Pasca JIBOR, BI siapkan suku bunga acuan OIS, implementasi penuh 2028

Ussindonesia.co.id JAKARTA — Bank Indonesia (BI) menargetkan implementasi penuh Overnight Index Swap (OIS) sebagai acuan suku bunga tenor jangka pendek hingga 1 tahun mulai 2028. Instrumen ini bakal menggantikan skema Compounded INDONIA yang saat ini menjadi transisi pasca-penghapusan Jakarta Interbank Offered Rate (JIBOR).

Kepala Grup Departemen Pengembangan Pasar Keuangan BI Arief Rachman menjelaskan peta jalan pembentukan harga di pasar keuangan yang kredibel. Sejak 31 Desember 2025, BI sudah menggantikan JIBOR dengan Compounded INDONIA.

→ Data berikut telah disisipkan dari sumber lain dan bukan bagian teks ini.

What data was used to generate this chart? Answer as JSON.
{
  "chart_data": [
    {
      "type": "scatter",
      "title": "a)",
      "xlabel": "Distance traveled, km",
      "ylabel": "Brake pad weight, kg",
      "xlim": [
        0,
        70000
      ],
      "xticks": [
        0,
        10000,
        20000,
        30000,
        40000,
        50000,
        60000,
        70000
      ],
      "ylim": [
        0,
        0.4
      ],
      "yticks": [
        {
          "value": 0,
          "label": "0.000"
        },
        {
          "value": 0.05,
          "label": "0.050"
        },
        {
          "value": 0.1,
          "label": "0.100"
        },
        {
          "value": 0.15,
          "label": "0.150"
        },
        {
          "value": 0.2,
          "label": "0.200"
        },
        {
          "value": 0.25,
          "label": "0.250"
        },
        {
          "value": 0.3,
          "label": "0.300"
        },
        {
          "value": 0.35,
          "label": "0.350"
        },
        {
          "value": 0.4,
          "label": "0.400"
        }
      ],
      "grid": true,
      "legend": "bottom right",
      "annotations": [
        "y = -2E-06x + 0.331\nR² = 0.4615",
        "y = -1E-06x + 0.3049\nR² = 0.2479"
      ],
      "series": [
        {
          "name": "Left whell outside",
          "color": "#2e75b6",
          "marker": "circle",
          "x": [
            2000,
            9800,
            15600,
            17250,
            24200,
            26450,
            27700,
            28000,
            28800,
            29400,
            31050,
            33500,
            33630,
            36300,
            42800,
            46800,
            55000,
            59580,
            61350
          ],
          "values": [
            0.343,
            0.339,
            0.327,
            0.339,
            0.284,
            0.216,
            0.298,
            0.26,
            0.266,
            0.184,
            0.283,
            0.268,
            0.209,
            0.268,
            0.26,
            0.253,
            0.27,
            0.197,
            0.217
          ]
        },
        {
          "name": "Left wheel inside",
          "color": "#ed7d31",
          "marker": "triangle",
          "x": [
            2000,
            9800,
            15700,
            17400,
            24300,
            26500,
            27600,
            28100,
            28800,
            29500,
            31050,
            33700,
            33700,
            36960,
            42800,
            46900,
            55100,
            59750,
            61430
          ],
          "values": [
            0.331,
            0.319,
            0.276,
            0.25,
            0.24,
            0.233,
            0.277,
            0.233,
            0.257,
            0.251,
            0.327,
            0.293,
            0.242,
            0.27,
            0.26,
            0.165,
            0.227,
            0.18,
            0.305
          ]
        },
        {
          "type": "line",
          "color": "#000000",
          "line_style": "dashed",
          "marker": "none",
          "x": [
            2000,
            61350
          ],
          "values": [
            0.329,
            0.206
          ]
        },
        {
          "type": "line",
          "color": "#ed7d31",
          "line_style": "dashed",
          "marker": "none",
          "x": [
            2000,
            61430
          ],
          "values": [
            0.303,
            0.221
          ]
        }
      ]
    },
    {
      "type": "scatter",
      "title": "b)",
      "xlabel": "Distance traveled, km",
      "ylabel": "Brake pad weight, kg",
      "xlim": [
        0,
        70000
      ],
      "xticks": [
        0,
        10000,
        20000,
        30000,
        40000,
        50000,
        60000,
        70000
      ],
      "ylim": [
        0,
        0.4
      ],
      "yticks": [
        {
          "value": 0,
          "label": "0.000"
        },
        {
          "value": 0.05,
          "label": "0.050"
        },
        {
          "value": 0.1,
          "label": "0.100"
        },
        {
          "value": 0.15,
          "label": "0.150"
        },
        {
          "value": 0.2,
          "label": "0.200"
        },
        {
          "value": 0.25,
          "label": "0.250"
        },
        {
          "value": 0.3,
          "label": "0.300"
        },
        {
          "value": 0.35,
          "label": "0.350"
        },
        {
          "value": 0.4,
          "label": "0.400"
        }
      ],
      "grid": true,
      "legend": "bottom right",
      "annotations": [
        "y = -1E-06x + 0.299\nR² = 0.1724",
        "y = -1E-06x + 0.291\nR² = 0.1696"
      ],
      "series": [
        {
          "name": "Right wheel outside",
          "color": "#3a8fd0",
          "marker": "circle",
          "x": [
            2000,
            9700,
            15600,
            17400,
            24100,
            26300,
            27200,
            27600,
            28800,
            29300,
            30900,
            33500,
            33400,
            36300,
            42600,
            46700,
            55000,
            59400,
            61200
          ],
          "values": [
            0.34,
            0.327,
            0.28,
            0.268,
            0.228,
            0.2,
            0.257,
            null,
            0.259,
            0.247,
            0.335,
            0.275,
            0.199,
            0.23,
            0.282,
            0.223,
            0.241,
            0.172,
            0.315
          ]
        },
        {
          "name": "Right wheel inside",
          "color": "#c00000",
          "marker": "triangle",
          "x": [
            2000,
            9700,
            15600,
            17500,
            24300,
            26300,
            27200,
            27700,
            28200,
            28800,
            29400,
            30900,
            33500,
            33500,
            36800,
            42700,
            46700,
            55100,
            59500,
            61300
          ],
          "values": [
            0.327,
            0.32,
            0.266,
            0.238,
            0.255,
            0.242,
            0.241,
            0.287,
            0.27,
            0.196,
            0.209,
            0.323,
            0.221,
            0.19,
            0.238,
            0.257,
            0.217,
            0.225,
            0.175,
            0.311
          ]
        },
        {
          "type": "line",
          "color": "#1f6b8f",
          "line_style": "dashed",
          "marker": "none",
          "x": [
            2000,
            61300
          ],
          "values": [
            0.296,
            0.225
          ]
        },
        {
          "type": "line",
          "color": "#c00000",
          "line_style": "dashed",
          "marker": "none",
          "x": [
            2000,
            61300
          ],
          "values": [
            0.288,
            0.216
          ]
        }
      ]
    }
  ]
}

Alasannya, suku bunga JIBOR terbentuk berdasarkan penawaran bank-bank kontributor. Masalahnya, sifat pembentuk suku bunga seperti itu membuka kesempatan fraud dengan praktik rigging atau menaik-turunkan penawaran bunga demi keuntungan posisi neraca mereka (long atau short).

: BI Ungkap Alasan Beralih dari JIBOR Ke INDONIA sebagai Acuan Suku Bunga

Akibatnya, mulai 2 Januari 2026 hingga akhir 2027, BI menggunakan menggunakan Indonesia Overnight Index Average (INDONIA) yang dihitung secara majemuk (compounded) untuk tenor non-overnight (1 bulan hingga 12 bulan).

Setelahnya, mulai 2028, BI akan beralih menggunakan OIS karena instrumen ini berbasis transaksi riil, sehingga dinilai lebih kredibel dibandingkan sekadar perhitungan matematis compounded.

“Kenapa pakai OIS? Karena OIS based on transaksi. Jadi kita ingin harga yang kredibel. Kalau sekarang sampai 2027, kita masih gunakan INDONIA, tapi yang untuk non-overnight kita compounding saja harganya,” ujarnya dalam Taklimat Media BI, Rabu (7/1/2025).

Sebagai informasi, OIS adalah kontrak derivatif di mana satu pihak menukarkan suku bunga mengambang (floating) dengan suku bunga tetap (fixed). Mekanisme ini memungkinkan hedging [lindung nilai] suku bunga suatu instrumen keuangan.

Strategi BI-FRN

Untuk memuluskan jalan menuju OIS, BI menerapkan strategi regulatory led atau intervensi aktif regulator untuk menciptakan pasar. Sejak Oktober 2025, BI menerbitkan Sekuritas Bank Indonesia Floating Rate Notes (BI-FRN).

Berbeda dengan SRBI yang berbasis diskonto, BI-FRN memiliki kupon yang bergerak setiap hari mengikuti pergerakan INDONIA. Arief menyebut instrumen ini disodorkan oleh BI agar perbankan, khususnya Dealer Utama (DU), memiliki eksposur terhadap bunga mengambang.

“Kalau bank yang punya BI-FRN, suku bunganya turun, rugi enggak dia? Rugi kan? Dia akan beli OIS [untuk lindung nilai],” jelas Arief.

Kondisi inilah yang memaksa terbentuknya pasar OIS. Melalui mekanisme matchmaking yang difasilitasi dua pialang pasar uang (PPU) sejak November 2025, bank saling melakukan bidding dan offering untuk lindung nilai.

Saat ini, BI telah berhasil membentuk harga OIS untuk tenor 1 bulan dan 3 bulan. Hingga 2027, BI menargetkan kurva OIS terbentuk lengkap hingga tenor 12 bulan (360 hari).

Arief mengungkapkan langkah ini merupakan bagian dari pilar kedua Blueprint Pengembangan Pasar Uang (BPPU) 2030, yakni Pricing (harga). BI menggunakan pendekatan “3P + I” (Product, Pricing, Participant, Infrastructure).

Dengan terbentuknya OIS pada 2028, Indonesia diharapkan memiliki referensi harga yang murni dibentuk oleh pasar, bukan sekadar turunan matematis.

“Nanti [2028], setelah sudah jadi OIS yang based on transaksi, ya sudah benar-benar kredibel,” jelas Arief.